As part of our decentralization [efforts], we are staffing USAID [United States Agency for International Development] offices in Lahore and Karachi to work more closely with the provincial governments on those issues that are provincial concerns. Health and education are both managed and implemented by the provinces. The federal government sets the policy.
We are going to be working closely with the [provincial] governments to identify what the major gaps in their capital expenditure budgets are.
What are some of these gaps?
In Baluchistan, for example, what the government really wants most of all there is not assistance to build new schools, but to upgrade primary schools to middle schools. It turns out that all the donors and governments have focused so much on primary schools that there are disproportionately few middle schools to take up the primary school students. We will be working with them on a reimbursable basis to help get that upgrade done. We will have firms -- largely Pakistani but supervised by Americans -- that will check that the schools identified to be [upgraded] with our funding actually do get upgraded.
Public education here, like public education everywhere, to one degree or another, has a lot of problems. Here, you’ve had a provincially managed system in which teachers can be sent anywhere within the province, and it's pretty clear that there are problems with that system. What happens is that teachers get an education, and they'd rather be working in the capital city than in the villages. So, there's a lot of work being done figuring out how to recruit teachers from their own areas. The idea is -- and there's research to suggest this is true -- that if you recruit a teacher and give him or her a job in their own community, then they are more likely to stay.

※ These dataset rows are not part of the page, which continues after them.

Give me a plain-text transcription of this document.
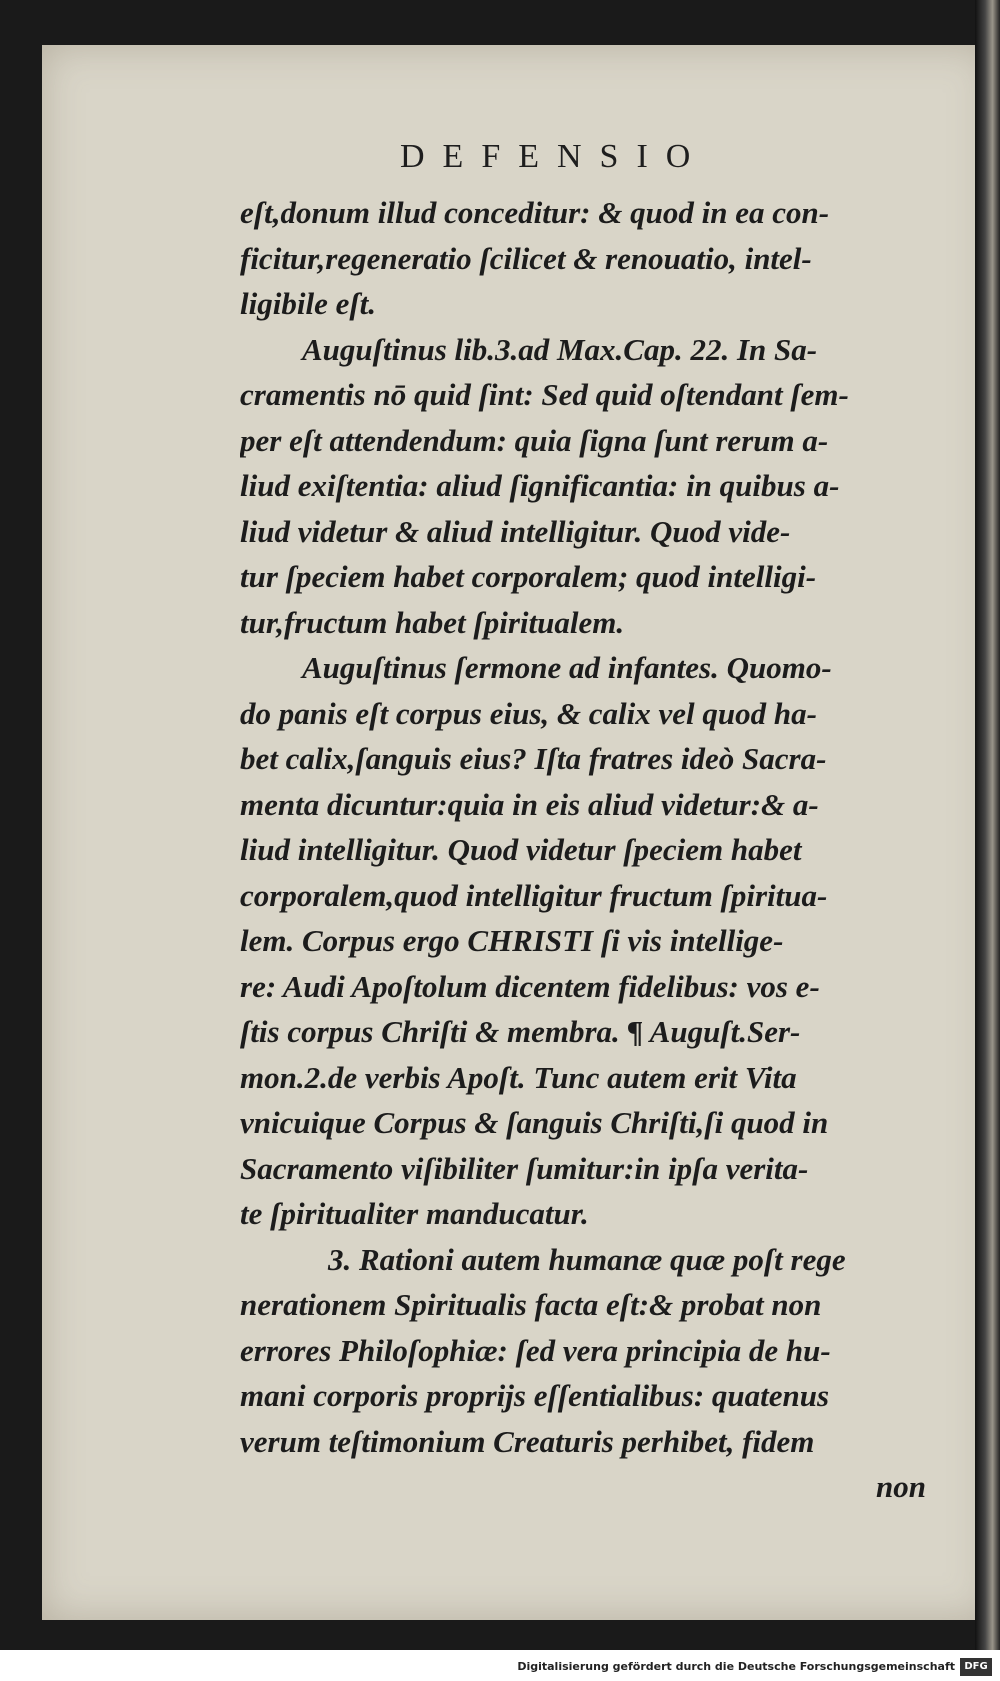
DEFENSIO
eſt,donum illud conceditur: & quod in ea con-
ficitur,regeneratio ſcilicet & renouatio, intel-
ligibile eſt.
Auguſtinus lib.3.ad Max.Cap. 22. In Sa-
cramentis nō quid ſint: Sed quid oſtendant ſem-
per eſt attendendum: quia ſigna ſunt rerum a-
liud exiſtentia: aliud ſignificantia: in quibus a-
liud videtur & aliud intelligitur. Quod vide-
tur ſpeciem habet corporalem; quod intelligi-
tur,fructum habet ſpiritualem.
Auguſtinus ſermone ad infantes. Quomo-
do panis eſt corpus eius, & calix vel quod ha-
bet calix,ſanguis eius? Iſta fratres ideò Sacra-
menta dicuntur:quia in eis aliud videtur:& a-
liud intelligitur. Quod videtur ſpeciem habet
corporalem,quod intelligitur fructum ſpiritua-
lem. Corpus ergo CHRISTI ſi vis intellige-
re: Audi Apoſtolum dicentem fidelibus: vos e-
ſtis corpus Chriſti & membra. ¶ Auguſt.Ser-
mon.2.de verbis Apoſt. Tunc autem erit Vita
vnicuique Corpus & ſanguis Chriſti,ſi quod in
Sacramento viſibiliter ſumitur:in ipſa verita-
te ſpiritualiter manducatur.
3. Rationi autem humanæ quæ poſt rege
nerationem Spiritualis facta eſt:& probat non
errores Philoſophiæ: ſed vera principia de hu-
mani corporis proprijs eſſentialibus: quatenus
verum teſtimonium Creaturis perhibet, fidem
non
Digitalisierung gefördert durch die Deutsche Forschungsgemeinschaft DFG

What other work is being done, at the international level?
There is a new education commission here that the British are helping to set up. They have an education expert who has done a lot of education reform -- not only in the United Kingdom but also in various state systems in the United States. We are putting a prominent educationalist on that commission so [that we are working] not just at the grassroots level, helping the provinces, but also on the other end, on the policy side.

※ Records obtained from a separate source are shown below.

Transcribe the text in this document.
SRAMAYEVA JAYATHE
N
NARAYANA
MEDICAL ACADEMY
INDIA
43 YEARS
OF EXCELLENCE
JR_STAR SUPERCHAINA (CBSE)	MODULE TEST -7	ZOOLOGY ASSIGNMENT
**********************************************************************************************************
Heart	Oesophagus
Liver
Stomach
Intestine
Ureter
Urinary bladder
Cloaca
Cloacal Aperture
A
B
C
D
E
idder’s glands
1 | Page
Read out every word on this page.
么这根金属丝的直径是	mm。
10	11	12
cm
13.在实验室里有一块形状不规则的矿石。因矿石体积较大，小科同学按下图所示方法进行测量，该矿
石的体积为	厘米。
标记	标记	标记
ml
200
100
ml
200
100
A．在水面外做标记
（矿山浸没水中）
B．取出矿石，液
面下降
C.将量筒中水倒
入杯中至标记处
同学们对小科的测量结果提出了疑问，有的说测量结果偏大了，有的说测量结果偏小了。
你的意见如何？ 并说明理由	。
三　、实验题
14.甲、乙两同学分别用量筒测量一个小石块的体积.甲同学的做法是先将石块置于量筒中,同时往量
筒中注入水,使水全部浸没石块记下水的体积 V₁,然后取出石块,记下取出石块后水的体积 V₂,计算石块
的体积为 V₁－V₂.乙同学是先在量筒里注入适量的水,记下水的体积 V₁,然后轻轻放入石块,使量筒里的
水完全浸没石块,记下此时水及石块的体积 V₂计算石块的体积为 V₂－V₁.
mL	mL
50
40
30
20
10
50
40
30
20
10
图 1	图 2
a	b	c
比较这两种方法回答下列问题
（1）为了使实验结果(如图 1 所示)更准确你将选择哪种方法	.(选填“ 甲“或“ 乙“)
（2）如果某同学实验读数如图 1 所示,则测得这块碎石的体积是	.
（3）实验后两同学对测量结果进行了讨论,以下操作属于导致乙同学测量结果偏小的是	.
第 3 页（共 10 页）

It sounds like the major approach is to decentralize the distribution of aid while also maintaining oversight and accountability through USAID and the embassy in Islamabad. Can you comment further on how this decentralized approach will provide effective transparency and oversight of how U.S. money is being used?
Let me just say one more thing about the decentralization. Part of what we want to do with the decentralization is to focus our assistance on some of the most vulnerable areas in the country. A lot of the money that we already have moving has gone to Malakand Division and south Waziristan, another one of the areas that borders Afghanistan, where there has been a lot of conflict.
We're trying to balance things by having some national programs -- the energy program, for example -- that will put energy onto a national grid. But we're also trying to focus assistance on areas that have been in conflict, and on specific districts within provinces, such as Sindh and Punjab, where we know that some of the extremist groups recruit. We are trying to tailor our assistance. It's an ambitious idea and very challenging. And, of course, working in various parts of the northwest frontier isn't easy, because security is a challenge. But we're trying to approach this in a positive and transparent manner, and I think we're making progress.